Sus libros también siguieron saliendo a la luz: Mister Blue, Memorias de un renegado (1999). Educando a un ladrón (2002) y otros que había escrito con anterioridad. Debido al tinte existencialista de sus libros Bunker ya había cosechado fans hasta del otro lado del Atlántico, en Francia, Gran Bretaña, Italia y España.

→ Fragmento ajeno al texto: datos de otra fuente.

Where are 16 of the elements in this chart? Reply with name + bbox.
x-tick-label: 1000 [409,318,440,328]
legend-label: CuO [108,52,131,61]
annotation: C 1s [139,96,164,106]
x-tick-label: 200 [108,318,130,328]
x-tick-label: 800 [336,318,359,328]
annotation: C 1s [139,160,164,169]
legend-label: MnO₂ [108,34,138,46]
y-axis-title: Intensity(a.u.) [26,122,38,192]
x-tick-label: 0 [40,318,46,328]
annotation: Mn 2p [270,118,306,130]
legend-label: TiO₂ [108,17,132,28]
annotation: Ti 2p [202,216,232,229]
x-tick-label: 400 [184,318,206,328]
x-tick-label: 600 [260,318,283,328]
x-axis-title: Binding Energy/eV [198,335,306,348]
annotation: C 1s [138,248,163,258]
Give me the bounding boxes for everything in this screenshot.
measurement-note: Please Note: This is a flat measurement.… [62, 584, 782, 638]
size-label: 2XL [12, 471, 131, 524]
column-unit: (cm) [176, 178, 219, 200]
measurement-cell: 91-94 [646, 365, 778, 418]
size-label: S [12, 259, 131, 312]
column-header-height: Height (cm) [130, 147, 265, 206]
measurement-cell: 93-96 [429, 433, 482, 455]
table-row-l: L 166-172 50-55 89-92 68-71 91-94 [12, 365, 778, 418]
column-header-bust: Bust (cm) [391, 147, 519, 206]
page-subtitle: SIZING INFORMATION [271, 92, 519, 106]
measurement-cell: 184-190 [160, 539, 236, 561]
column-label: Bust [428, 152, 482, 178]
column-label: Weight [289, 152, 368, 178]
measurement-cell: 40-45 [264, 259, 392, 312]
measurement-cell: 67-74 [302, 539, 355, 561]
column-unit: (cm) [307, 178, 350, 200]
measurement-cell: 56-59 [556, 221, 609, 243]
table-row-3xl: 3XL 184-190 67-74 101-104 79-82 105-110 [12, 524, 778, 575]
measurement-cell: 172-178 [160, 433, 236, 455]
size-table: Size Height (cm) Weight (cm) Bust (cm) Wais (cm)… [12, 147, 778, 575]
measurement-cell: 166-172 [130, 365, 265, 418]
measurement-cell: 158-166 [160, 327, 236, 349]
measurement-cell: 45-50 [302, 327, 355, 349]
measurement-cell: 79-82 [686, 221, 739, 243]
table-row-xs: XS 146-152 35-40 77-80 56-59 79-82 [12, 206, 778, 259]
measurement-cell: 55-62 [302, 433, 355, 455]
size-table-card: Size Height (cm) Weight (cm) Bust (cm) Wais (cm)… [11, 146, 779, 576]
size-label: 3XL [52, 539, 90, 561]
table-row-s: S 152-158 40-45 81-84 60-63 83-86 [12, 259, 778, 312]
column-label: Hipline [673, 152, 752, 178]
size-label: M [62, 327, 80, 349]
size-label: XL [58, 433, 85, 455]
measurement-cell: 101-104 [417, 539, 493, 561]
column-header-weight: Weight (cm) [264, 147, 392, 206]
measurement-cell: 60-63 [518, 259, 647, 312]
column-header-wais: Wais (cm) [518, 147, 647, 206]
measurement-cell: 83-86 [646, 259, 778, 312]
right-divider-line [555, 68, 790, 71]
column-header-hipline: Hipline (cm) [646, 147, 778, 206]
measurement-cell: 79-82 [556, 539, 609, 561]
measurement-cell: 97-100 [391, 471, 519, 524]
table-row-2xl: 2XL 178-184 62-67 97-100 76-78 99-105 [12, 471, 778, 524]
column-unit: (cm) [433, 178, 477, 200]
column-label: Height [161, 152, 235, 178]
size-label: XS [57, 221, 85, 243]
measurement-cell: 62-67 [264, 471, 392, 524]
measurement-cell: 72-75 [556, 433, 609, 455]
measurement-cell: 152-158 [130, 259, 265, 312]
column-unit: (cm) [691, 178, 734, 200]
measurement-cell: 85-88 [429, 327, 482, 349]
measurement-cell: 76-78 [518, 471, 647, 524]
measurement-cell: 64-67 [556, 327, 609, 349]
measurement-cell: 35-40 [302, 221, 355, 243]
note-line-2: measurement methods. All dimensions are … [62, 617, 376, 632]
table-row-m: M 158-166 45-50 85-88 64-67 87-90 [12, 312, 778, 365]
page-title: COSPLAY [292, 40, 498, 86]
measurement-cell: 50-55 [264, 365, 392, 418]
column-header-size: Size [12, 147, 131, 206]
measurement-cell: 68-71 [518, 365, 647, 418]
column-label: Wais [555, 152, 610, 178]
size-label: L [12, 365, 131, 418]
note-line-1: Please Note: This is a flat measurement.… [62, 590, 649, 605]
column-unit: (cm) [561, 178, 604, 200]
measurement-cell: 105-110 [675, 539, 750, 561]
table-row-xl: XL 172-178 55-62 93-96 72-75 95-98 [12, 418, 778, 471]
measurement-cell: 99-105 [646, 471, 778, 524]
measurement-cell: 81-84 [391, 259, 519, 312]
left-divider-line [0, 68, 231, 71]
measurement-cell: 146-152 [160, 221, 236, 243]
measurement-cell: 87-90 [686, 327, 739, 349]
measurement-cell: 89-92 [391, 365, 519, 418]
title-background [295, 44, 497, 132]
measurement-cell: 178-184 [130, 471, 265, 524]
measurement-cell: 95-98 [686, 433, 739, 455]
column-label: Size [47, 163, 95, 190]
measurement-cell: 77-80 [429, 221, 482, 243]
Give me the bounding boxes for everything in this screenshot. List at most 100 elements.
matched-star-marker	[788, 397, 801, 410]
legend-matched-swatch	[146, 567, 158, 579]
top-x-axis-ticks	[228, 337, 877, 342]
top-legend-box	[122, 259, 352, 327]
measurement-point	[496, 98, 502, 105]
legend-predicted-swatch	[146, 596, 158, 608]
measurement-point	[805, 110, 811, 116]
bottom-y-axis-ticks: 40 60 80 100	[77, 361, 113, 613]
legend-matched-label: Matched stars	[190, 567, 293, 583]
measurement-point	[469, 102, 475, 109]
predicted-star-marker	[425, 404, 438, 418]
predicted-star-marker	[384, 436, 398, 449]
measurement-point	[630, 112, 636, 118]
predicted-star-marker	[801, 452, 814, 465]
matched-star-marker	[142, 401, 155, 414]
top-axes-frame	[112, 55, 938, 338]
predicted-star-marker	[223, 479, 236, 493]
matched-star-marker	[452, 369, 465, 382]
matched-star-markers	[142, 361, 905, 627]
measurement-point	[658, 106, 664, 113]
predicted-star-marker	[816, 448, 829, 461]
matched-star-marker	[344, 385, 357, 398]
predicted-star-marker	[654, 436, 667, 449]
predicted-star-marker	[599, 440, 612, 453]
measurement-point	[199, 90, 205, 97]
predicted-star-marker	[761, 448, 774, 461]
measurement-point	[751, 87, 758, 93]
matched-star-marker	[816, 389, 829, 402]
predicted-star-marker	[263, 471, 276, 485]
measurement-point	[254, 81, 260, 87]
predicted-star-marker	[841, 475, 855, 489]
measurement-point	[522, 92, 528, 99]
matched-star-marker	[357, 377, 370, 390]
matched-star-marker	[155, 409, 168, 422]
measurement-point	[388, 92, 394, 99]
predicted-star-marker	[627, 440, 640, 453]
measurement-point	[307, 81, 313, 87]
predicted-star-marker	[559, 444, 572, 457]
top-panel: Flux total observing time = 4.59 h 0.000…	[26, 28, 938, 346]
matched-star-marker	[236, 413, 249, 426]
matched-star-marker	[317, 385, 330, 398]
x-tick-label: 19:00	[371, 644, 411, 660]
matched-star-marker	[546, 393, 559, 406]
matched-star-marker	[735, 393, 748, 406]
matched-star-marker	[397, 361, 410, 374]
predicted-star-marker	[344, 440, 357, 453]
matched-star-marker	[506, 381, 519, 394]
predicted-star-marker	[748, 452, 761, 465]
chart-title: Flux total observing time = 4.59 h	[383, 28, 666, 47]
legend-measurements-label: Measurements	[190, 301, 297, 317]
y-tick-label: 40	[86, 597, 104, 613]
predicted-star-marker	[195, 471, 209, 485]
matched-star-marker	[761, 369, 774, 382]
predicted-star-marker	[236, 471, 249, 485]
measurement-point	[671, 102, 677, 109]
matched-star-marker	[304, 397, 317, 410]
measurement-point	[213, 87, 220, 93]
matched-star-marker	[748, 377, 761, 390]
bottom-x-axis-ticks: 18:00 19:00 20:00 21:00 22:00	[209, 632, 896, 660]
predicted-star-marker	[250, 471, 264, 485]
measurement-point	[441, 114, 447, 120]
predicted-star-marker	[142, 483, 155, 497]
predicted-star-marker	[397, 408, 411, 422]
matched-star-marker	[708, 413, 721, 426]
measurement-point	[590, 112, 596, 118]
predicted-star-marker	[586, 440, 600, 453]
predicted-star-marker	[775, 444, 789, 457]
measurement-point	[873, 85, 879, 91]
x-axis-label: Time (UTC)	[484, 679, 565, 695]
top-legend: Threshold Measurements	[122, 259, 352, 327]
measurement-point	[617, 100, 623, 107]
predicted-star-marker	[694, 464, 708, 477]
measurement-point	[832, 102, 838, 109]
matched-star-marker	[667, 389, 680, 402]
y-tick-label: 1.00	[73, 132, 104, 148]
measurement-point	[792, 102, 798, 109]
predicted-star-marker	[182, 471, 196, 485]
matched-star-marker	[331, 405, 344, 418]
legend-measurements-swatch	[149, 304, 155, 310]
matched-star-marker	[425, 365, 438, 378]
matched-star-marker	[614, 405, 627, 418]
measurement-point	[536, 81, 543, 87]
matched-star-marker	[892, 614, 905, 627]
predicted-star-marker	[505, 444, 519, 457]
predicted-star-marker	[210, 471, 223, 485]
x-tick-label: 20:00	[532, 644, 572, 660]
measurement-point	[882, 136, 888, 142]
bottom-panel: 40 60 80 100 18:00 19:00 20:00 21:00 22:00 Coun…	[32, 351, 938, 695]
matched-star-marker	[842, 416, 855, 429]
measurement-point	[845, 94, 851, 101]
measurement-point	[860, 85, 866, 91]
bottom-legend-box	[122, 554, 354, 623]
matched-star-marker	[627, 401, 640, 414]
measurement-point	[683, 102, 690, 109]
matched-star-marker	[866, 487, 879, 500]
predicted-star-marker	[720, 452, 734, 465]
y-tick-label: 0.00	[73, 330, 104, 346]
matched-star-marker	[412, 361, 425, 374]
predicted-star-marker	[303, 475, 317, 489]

Bunker murió a los 71 años, el 19 de julio de 2005, en California. Era diabético y para mejorar la circulación de sus piernas había decidido someterse a una cirugía en el hospital Providence St. Joseph Medical Center, en Burbank, California. Algo salió mal y, como en tantos robos en el celuloide, perdió la vida. Solo que esta vez se fue para siempre.
Quien fuera alguna vez uno de los diez delincuentes más buscados por el FBI nos dejó como legado la prueba irrefutable de que, cuando hay determinación, todo se puede. O casi.